Friday, December 30, 2005

A warm, moist wind.

Jason Lewis, the periodic flashback from the bad acid trip, the rash that won’t clear up, the flatulence that won’t go away, the gift membership in the Chia Pet Club, the gift to the Twin Cities that just keeps on giving, penned another stinker in the Star Tribune yesterday. Most of the column is hysteria about being at war – the Congress authorized the use of force; it didn’t actually declare war, by the way – and the need to KEEP OURSELVES SAFE! Just like Katie, Jason wants to ram 9/11 up our arses as often as necessary to keep us all afraid and nice and compliant with whatever authoritarian schemes the righties might advance.
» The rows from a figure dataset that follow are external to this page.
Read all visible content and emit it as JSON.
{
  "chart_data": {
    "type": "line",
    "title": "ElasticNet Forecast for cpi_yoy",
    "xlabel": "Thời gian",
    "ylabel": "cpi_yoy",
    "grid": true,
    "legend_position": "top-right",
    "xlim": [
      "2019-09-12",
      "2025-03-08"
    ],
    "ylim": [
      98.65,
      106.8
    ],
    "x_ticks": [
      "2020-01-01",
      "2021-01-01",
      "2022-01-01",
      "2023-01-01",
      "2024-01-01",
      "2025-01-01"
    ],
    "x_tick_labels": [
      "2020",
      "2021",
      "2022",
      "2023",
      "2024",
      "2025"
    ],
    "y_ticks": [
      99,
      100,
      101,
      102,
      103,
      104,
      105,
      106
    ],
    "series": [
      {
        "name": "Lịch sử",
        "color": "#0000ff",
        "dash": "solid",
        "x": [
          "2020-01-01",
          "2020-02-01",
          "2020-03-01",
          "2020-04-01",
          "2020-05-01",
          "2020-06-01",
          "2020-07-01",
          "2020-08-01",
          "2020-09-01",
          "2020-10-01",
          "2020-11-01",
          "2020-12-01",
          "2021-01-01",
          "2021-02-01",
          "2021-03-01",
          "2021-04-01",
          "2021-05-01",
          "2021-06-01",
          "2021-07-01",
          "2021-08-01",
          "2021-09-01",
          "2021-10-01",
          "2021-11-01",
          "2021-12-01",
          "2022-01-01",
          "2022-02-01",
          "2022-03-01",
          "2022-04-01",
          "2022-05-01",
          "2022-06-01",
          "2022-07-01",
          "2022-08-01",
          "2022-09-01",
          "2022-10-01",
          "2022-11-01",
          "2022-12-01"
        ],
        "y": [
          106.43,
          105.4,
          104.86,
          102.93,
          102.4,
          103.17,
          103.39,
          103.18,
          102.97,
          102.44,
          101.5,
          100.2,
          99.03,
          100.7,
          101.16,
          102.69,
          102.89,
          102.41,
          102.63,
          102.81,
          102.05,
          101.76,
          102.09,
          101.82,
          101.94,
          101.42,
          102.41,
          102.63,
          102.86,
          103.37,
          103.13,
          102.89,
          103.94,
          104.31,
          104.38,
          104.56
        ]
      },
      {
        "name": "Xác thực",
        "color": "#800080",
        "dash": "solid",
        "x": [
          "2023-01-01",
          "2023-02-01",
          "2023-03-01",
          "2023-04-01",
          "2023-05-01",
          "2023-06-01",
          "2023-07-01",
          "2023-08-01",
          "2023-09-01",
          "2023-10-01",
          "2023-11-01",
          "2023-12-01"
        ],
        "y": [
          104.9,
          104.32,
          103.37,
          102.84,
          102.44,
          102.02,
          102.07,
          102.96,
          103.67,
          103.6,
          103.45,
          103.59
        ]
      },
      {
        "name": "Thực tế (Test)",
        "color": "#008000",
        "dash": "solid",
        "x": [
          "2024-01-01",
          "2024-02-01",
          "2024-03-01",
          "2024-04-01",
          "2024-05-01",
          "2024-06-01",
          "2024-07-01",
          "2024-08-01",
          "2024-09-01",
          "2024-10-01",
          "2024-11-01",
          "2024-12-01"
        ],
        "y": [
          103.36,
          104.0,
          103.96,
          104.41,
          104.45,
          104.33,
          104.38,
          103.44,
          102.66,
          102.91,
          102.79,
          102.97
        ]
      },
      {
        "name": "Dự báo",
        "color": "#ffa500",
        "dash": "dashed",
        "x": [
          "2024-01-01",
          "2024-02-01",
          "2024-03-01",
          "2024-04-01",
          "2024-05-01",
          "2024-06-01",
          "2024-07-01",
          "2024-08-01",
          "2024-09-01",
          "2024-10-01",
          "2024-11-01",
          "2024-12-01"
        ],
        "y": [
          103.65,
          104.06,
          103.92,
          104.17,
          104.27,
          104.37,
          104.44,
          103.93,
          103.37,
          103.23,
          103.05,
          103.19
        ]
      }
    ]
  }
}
NSA hoovering up private information on all of us? Not to worry; it’s keeping us safe! You’ll have to pardon him, but this does not make Spotty feel safer. It just makes him feel spied on.

There have been other commenters on Lewis’ column; Smartie at Power Liberal, for instance. There is one teensy thing that Spot wants to mention, however. Lewis says:
When Zacarias Moussaoui was busy learning how to steer an airliner inside a simulator at an Eagan flight school, the FBI got the now-infamous tip as to how suspicious it seemed that a self-sufficient fellow with no gainful employment was only interested in flying a plane, not landing it. Alas, because evidence (courtesy of French intelligence) [The French? Oh, the irony. Ed.] of mere membership in a suspect organization was not enough to authorize a warrant to inspect his computer files, information on what might have prevented 9/11 was not shared.

Outrageous! Damn that FISA Court! Only one small problem. The Justice Department never presented a warrant application for Moussaoui’s computer to the FISA Court. Why not? You might ask John Ashcroft about that one. Spotty thinks that maybe it is because different agencies of the government did not understand the impending threat of the hijack of civilian airplanes. Why not? Well among other reasons, Chimpy McFlightsuit was too busy riding bike and clearing brush to “shake the bureaucratic tree” as the Clinton Administration had done in the run-up to January 1, 2000.

It is the height of intellectual dishonesty to assert that FISA doesn’t work because it wasn’t used. It’s also stupid. And it surely isn't a reason to permit the further erosion of our Fourth Amendment rights.